The thick snow coats the trees outside our bedroom window as I lie in bed with her, gazing at her perfect face. Two years ago, I was lying in the same bed with Miles, waiting for him to die. The feeling of his body on my chest, our breath rising and falling together until his stopped, is still visceral when I close my eyes. The winter months now carry a host of joyful and excruciating memories. The drive home from the hospital in the snow after he was born, when our hearts were full and we had everything we had dreamed of for so long. The drive home from the hospital in the snow after they told us he had weeks to live, when our hearts were heavy and Kent and I simultaneously, (separately) considered driving the car straight into the river so that we could all go together. My February babe- born and gone the same month a year apart- has forever changed winter.
This week, she turned six months old, and he would have turned three today. She has just discovered her feet, and spends a great deal of time in acrobatic positions, grabbing at them and trying to bring her toes to her mouth. I sometimes find myself trying to imagine him here. What would he be doing and saying? What would his laugh sound like? Would he be gentle or rough with his sister? As hard as I try, I cannot conjure a clear picture of any of it. His physical body is a blurry memory and impossible to assign to a real, moving picture, while hers is so very present and real. The two of them exist separately in my mind, connected only by blood, not time.
When I reflect on the past two years since he died, I am astonished by how much and how little has changed. On the one hand, we’ve had another child, gone back to work, made and lost friendships, celebrated new lives, and mourned the loss of several others. These changes have been necessary and healing, painful and laborious. On the other hand, we’re living in the same house, walking the same road, and missing Miles as much as ever. The constancy of grief has been tedious and draining. I know that I’ve grown and that the ways in which I grieve him and remember him have changed, but if I’m asked to pinpoint exactly how, I’m at a loss. The gaping hole he left is still here, ever-present, yet the element of transformation in my life that is often cited after a major loss is undeniable, albeit incremental and intangible.

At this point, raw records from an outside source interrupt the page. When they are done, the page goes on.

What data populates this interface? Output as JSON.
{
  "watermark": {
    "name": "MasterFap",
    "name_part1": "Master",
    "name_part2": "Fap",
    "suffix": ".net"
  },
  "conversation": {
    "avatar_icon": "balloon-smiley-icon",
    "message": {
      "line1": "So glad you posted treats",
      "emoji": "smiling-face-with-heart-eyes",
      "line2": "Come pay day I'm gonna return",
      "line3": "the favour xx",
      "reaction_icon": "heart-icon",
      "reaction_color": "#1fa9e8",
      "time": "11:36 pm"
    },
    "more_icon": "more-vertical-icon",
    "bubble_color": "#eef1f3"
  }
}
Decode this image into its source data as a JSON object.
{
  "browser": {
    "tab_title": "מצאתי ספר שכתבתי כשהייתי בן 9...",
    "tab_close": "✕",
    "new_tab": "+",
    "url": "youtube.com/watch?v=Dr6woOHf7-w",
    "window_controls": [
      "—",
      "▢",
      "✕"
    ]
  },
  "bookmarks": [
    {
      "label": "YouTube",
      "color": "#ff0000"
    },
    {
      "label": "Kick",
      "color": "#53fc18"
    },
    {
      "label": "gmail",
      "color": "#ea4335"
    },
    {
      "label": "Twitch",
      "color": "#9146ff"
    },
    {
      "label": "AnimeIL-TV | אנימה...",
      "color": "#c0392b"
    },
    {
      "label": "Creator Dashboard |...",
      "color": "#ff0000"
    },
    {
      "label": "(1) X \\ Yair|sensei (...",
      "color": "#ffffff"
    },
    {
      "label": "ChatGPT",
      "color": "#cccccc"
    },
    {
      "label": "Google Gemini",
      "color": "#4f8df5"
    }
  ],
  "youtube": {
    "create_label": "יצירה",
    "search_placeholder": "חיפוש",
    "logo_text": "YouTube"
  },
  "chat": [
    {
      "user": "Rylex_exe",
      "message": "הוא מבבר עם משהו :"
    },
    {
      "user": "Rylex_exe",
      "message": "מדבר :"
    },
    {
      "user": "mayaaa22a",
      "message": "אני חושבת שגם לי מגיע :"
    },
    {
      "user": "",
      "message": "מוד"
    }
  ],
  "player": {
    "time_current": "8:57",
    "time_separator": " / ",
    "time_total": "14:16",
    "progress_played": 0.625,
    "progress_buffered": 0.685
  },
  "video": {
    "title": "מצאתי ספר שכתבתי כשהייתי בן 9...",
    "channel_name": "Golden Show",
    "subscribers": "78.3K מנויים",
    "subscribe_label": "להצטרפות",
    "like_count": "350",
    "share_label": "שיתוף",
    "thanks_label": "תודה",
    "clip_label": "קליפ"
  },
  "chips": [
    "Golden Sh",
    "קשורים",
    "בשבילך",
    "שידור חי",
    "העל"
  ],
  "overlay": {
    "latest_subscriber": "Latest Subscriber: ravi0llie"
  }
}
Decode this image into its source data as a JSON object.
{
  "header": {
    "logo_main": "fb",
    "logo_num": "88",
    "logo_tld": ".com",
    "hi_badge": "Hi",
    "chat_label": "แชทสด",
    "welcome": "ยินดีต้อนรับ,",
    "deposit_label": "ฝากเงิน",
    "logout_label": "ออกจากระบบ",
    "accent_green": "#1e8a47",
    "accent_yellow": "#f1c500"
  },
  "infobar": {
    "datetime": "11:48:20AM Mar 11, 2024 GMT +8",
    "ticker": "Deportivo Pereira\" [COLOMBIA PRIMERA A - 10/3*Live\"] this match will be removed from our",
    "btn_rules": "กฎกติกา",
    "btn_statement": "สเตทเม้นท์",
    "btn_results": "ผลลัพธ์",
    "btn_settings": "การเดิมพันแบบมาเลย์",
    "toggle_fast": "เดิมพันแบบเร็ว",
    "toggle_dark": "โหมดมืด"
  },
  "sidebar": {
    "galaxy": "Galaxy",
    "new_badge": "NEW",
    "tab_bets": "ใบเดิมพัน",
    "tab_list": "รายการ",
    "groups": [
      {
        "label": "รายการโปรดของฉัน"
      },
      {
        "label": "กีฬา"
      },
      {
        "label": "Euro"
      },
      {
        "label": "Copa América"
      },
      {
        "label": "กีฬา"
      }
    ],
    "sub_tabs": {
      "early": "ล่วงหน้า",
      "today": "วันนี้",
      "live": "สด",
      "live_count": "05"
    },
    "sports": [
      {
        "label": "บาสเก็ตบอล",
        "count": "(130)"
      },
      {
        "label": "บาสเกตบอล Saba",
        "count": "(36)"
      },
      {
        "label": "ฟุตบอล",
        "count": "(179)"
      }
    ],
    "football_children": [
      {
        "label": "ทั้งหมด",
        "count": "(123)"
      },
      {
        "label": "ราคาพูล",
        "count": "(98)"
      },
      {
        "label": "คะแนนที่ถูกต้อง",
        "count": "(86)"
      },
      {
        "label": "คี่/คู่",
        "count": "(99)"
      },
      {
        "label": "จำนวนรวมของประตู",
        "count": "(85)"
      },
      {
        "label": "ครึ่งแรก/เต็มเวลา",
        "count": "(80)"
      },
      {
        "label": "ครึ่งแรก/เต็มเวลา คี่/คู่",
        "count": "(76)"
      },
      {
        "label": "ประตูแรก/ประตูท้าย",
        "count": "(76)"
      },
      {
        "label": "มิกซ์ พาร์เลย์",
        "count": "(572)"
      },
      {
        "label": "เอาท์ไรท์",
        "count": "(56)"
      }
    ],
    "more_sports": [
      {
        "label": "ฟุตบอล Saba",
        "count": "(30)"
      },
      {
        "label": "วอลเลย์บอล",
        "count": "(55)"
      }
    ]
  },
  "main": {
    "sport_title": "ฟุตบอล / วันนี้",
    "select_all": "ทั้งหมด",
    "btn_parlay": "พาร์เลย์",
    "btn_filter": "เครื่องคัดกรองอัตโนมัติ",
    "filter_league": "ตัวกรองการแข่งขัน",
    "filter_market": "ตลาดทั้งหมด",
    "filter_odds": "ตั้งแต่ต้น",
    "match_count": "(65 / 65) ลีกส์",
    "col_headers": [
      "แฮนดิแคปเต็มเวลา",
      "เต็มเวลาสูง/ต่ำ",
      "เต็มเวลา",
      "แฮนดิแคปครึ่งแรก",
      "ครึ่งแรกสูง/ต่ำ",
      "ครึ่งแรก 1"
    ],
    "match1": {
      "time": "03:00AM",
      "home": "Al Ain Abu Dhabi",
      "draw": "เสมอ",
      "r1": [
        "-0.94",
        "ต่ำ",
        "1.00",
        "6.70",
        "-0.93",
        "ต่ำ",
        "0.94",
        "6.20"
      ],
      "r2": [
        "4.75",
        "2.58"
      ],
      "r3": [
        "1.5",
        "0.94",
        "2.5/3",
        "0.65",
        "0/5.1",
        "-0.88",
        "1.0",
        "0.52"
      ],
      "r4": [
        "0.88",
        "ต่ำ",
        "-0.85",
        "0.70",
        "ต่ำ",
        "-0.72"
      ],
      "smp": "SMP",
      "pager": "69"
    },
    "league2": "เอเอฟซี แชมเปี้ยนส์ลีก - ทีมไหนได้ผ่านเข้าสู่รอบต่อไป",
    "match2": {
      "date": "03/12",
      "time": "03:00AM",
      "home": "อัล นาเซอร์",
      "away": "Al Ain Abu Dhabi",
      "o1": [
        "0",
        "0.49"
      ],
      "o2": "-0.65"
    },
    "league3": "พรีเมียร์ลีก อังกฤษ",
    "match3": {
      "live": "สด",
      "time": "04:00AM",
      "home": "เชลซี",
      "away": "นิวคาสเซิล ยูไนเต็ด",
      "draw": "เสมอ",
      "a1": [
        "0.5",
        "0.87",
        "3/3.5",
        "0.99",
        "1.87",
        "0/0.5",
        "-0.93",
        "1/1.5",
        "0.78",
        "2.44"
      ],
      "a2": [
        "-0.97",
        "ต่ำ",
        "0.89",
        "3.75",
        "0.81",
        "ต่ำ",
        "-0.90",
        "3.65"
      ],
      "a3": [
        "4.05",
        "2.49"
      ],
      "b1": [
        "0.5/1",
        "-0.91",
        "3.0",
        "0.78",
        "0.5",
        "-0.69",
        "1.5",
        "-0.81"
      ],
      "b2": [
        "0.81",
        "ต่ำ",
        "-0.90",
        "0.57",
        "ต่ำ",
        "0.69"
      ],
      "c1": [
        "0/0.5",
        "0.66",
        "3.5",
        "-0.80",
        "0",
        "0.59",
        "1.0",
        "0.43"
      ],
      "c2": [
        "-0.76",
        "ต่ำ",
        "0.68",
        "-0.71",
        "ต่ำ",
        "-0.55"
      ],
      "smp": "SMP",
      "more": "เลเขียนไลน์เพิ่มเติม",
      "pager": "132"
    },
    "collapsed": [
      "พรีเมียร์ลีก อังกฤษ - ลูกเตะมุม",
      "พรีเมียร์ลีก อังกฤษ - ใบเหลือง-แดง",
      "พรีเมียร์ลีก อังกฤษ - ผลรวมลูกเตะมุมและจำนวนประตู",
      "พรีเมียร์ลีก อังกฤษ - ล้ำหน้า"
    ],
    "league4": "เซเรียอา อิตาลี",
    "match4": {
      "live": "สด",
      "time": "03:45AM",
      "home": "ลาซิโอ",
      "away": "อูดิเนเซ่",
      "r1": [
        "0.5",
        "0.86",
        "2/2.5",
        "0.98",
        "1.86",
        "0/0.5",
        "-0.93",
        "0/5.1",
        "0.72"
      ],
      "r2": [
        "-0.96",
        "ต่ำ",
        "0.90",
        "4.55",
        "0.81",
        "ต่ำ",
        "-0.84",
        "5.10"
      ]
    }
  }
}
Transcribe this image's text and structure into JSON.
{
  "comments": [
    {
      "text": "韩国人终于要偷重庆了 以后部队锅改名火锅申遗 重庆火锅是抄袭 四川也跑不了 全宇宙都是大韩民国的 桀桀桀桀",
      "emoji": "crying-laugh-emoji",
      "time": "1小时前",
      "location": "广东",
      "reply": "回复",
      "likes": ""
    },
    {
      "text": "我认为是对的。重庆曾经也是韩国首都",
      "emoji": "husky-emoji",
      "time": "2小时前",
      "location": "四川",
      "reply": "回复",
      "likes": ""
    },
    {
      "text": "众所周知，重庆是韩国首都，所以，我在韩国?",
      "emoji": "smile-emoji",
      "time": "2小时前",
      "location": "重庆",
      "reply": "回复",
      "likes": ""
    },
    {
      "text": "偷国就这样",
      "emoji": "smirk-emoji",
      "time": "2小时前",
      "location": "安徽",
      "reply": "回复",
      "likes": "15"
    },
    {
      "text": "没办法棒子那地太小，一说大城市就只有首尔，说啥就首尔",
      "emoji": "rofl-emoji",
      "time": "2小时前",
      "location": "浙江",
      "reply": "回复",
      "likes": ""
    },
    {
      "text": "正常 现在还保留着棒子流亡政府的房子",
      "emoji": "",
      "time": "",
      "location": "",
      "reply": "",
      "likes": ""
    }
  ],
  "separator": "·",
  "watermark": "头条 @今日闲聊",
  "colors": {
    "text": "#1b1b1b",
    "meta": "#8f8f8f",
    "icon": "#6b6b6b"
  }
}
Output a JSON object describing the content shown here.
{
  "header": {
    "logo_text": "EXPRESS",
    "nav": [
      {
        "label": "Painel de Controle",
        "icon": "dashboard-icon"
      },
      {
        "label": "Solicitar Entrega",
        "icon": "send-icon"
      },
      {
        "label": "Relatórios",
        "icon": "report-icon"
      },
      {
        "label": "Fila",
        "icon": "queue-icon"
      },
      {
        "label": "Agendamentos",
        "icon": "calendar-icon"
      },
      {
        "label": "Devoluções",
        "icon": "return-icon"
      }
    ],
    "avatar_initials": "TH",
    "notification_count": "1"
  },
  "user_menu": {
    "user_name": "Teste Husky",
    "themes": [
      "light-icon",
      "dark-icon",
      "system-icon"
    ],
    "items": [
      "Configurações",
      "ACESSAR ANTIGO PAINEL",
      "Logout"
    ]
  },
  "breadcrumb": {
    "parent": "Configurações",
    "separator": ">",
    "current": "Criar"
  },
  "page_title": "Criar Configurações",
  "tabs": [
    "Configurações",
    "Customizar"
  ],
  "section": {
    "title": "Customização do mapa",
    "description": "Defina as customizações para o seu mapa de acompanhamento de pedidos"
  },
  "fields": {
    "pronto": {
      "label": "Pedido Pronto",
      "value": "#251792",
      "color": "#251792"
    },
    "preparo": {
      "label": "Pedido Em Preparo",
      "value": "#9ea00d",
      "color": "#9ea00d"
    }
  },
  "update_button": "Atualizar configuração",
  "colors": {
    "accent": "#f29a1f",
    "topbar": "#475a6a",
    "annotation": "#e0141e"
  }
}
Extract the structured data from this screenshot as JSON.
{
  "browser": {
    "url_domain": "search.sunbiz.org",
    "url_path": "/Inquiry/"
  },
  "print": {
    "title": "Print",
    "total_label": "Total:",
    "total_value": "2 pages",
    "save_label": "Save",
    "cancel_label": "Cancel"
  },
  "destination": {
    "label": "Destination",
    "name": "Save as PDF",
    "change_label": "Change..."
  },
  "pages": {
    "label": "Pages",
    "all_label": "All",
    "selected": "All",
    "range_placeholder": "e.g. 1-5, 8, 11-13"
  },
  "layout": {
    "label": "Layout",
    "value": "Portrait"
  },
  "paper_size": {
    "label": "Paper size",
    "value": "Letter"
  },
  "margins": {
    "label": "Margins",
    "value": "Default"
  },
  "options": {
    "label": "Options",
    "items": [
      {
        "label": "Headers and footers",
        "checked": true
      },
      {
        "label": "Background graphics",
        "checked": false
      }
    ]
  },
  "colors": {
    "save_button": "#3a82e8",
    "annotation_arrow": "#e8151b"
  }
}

Perhaps one concrete aspect of change since he left this earth is that I don’t spend as much energy as I used to wishing that things were different. Of course, I wish he had never gotten sick, never suffered, never died. Certain things were made impossible once he died, with the most obvious being him growing up and us getting to see him do so. This reality is permanent and incredibly painful. But what I can see now that I couldn’t see two years ago is that certain other things were made possible through his death. Not in the “everything happens for a reason” kind of way but in the butterfly effect kind of way. Norah wouldn’t be Norah, for example- she might be another baby, but not her. I wouldn’t have met some really beautiful people through our shared loss who I now call close friends. And I certainly would have never known exactly what I am made of. Or what my marriage is made of. The possibilities that have been unlocked since Miles died are some of the few things that keep me going. They give me hope that the weight of his loss will continue to be made lighter by new aspects of myself and my life that get unearthed through this pain. Slowly, somehow, hope and possibility have crept through the cracks and crevices of my broken heart. Miles should be here with us, blowing out candles, opening gifts, and doing all of the hilarious things that three-year-olds do, and the fact that he is not is irreconcilable. What I have learned, though, is that spending my time and energy wishing him back doesn’t change anything. What I have come to see is that all of the change and people that have come into my life since losing him matter. And while I know that losing him wasn’t a choice, how I move through the rest of my life is. Two years on, I’m still deeply sad. Two years on, I’m still pretty lost. But two years on, I’m also really proud. We’ll blow out your candles tonight, sweet boy. And I’ll continue seeking hope and possibility in my life as a way of remembering yours.